I’m writing to you from the great lobotomized trapezoid of Nevada, state of neon and silver, nuclear test sites and motorcycle gangs, wild horses and alien cults, brothels and turquoise mines, sagebrush and psychosis. They closed the cafe where they used to sell knives at the counter. In its place, I believe, is a biscuit shop.
Reno, what can I say. Every time I come back it seems the empty lots have grown bigger and the massage parlors more numerous. The art situation here… mixed. Every year the museum does some exhibit on the loathsome backwash of Burning Man: swill, detritus, refuse, all repulsive in its New Age geometry. The fucking Space Whale that our mayor NFTed after no one bought it (despite the city throwing in two fruit pies and a framed photo of Skrillex). Oh Reno!
The local scene showed promising glimmers when I left in 2017, full of talented young artists and photographers and musicians, but everyone I know has been lured by the more vibrant lights of Portland or San Francisco, or is currently planning to move away, chased out by rising rents. We’re paying Manhattan prices to live in Reno, a friend of mine told me.

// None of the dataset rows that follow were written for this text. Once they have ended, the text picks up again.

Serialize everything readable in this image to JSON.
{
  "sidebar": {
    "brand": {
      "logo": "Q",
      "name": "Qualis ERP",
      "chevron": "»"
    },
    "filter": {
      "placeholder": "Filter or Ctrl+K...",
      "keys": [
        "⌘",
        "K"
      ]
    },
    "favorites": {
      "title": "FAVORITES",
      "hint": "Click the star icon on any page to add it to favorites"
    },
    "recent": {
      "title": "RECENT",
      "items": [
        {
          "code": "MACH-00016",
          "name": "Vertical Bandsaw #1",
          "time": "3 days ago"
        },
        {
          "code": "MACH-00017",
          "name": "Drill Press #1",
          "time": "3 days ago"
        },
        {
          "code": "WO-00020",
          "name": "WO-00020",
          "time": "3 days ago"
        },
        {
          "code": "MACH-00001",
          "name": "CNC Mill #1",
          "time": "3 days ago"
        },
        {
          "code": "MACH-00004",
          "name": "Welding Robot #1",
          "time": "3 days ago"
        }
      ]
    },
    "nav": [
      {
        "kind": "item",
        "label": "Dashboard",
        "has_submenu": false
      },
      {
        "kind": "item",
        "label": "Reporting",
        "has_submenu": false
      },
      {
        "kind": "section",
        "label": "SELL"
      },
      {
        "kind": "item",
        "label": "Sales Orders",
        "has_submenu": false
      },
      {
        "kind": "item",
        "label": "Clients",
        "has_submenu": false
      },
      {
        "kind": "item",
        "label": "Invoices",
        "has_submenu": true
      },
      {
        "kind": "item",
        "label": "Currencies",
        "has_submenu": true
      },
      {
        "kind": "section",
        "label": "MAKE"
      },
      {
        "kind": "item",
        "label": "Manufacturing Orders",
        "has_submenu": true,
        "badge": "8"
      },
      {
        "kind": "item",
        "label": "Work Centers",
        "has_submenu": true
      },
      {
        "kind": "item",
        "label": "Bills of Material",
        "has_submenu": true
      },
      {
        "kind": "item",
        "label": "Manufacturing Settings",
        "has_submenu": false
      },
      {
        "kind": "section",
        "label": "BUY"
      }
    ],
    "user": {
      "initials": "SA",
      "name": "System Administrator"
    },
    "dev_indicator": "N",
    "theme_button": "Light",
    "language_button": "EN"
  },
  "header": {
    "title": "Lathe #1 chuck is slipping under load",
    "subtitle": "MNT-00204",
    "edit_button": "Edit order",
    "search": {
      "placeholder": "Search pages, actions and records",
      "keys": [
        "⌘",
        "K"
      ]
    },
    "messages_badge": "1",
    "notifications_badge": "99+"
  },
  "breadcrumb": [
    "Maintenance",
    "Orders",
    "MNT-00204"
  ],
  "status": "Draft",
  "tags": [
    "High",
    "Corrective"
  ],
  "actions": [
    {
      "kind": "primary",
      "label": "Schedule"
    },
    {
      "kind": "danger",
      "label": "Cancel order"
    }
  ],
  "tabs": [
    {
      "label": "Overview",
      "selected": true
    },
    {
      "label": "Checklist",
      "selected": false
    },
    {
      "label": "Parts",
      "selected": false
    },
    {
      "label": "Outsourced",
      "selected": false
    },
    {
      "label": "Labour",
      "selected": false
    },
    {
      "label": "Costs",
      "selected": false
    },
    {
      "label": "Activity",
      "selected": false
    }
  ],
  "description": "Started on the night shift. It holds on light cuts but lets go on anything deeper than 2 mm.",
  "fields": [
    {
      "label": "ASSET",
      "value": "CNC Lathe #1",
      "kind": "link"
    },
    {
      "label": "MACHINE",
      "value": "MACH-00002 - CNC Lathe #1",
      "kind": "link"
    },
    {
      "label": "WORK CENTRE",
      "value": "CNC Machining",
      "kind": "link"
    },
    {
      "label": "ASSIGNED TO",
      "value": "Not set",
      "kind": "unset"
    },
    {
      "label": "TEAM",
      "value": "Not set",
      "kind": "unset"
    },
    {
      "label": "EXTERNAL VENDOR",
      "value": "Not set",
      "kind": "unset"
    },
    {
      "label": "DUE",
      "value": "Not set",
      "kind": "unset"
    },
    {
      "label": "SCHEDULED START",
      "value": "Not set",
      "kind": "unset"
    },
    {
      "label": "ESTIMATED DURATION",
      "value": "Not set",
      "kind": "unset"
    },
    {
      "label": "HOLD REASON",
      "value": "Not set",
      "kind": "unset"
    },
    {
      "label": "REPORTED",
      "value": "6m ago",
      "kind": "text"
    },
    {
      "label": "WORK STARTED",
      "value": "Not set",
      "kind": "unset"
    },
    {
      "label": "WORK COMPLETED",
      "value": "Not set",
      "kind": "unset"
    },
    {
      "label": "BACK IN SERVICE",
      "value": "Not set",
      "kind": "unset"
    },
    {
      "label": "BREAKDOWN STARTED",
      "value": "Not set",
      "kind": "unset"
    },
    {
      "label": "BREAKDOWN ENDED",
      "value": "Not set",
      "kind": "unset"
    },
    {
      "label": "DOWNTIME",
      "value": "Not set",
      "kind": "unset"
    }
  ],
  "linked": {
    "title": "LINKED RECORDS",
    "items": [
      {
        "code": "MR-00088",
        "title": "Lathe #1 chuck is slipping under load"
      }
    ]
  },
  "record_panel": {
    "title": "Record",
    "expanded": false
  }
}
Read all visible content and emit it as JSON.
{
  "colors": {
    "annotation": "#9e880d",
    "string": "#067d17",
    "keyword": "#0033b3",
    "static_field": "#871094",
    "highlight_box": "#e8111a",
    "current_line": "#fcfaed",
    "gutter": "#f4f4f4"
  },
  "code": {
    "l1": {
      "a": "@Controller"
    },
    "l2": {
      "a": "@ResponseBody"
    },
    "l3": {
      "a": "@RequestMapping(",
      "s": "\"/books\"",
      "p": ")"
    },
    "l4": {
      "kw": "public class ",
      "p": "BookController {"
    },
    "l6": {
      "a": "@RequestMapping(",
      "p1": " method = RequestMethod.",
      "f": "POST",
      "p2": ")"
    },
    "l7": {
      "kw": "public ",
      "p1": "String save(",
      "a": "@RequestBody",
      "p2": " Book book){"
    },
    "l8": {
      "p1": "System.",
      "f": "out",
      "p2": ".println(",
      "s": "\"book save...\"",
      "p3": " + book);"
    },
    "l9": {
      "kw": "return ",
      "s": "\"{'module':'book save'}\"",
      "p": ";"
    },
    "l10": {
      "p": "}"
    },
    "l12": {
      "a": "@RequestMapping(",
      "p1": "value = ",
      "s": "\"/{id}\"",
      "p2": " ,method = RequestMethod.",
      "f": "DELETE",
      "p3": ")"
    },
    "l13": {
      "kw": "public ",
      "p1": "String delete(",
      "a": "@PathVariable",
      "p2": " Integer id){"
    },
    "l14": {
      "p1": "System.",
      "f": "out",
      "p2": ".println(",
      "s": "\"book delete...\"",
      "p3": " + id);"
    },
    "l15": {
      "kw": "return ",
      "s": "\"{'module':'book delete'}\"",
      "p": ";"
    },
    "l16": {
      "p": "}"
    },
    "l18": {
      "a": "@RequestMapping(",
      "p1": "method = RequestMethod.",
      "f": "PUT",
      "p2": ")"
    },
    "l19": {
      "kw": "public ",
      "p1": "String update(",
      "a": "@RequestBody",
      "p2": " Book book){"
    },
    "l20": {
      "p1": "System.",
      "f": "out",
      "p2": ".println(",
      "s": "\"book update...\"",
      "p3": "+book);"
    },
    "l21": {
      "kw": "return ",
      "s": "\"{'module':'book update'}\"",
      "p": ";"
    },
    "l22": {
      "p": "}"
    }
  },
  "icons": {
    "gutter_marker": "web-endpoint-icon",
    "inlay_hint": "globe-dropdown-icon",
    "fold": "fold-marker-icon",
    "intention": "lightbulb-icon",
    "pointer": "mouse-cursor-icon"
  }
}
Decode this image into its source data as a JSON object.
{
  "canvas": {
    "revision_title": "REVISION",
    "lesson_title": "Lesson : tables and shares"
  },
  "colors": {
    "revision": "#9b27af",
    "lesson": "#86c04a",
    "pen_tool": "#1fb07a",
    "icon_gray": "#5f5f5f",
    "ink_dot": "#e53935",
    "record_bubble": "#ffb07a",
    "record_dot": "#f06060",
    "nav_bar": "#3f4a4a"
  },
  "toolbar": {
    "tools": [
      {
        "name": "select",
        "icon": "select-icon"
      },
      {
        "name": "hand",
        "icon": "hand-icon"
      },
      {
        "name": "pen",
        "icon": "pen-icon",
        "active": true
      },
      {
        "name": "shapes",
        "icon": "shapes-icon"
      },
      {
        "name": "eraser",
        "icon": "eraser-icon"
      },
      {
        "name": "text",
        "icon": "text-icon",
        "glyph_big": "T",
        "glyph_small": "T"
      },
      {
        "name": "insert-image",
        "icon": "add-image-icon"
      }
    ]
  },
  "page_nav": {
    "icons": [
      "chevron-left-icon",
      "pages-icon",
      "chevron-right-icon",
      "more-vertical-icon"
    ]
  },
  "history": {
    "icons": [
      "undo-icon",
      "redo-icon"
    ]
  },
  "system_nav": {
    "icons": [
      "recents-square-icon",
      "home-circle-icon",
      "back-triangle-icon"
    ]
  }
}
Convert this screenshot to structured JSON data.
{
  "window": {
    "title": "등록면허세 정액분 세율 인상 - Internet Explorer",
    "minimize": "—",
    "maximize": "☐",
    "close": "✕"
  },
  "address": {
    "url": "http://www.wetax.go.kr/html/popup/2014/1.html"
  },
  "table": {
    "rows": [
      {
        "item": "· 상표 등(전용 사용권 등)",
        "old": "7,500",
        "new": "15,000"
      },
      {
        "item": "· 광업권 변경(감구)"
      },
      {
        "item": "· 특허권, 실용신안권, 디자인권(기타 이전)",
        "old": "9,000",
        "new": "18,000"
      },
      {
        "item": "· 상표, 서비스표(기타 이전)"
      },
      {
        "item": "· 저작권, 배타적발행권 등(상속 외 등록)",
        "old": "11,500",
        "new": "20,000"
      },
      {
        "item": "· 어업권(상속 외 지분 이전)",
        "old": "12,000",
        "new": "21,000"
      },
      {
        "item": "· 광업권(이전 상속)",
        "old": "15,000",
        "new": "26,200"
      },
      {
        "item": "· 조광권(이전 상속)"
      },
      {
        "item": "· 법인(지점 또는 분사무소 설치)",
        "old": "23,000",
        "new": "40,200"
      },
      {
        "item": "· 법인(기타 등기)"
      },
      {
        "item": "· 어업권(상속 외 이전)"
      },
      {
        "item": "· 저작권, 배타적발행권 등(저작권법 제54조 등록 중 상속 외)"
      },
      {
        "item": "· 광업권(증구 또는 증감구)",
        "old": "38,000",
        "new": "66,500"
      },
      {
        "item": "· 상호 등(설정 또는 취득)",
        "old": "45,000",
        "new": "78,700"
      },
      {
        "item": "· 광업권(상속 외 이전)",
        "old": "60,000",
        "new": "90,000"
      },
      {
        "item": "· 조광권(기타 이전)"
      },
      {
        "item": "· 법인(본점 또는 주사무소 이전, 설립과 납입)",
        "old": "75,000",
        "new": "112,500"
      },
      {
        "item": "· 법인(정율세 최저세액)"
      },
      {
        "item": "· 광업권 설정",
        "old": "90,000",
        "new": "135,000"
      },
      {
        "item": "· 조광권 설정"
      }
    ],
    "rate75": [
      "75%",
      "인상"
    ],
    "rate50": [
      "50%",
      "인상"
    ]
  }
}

What has happened to my dear dirty hometown? Out of state corporate developers who have demolished swaths of historic downtown, eliminated affordable housing, and somehow believe they can conjure a “fountain district” out of the desert sands? The Tesla Gigafactory, which has transformed into a horrorshow of drug smuggling and corporate malfeasance? The proposed (and BLM-approved) lithium mine on sacred land?
I believe, despite it all, that the city will resist becoming another casualty of late stage American capitalism, that Reno is special, that the gumption in this mountain town will be its salvation. Is it optimism I feel, or denial?
What else do I have to say to you? I love being in my parents’ house, with the records and bathtub and hexagons of cheese vacuum-sealed in single-use plastic. I am surprised at how little I miss Chicago. From afar, (my) life in the midwest seems like a swarm of anxieties encased in a cage of concrete and overcast sky. In Nevada, at least, the skies are blue.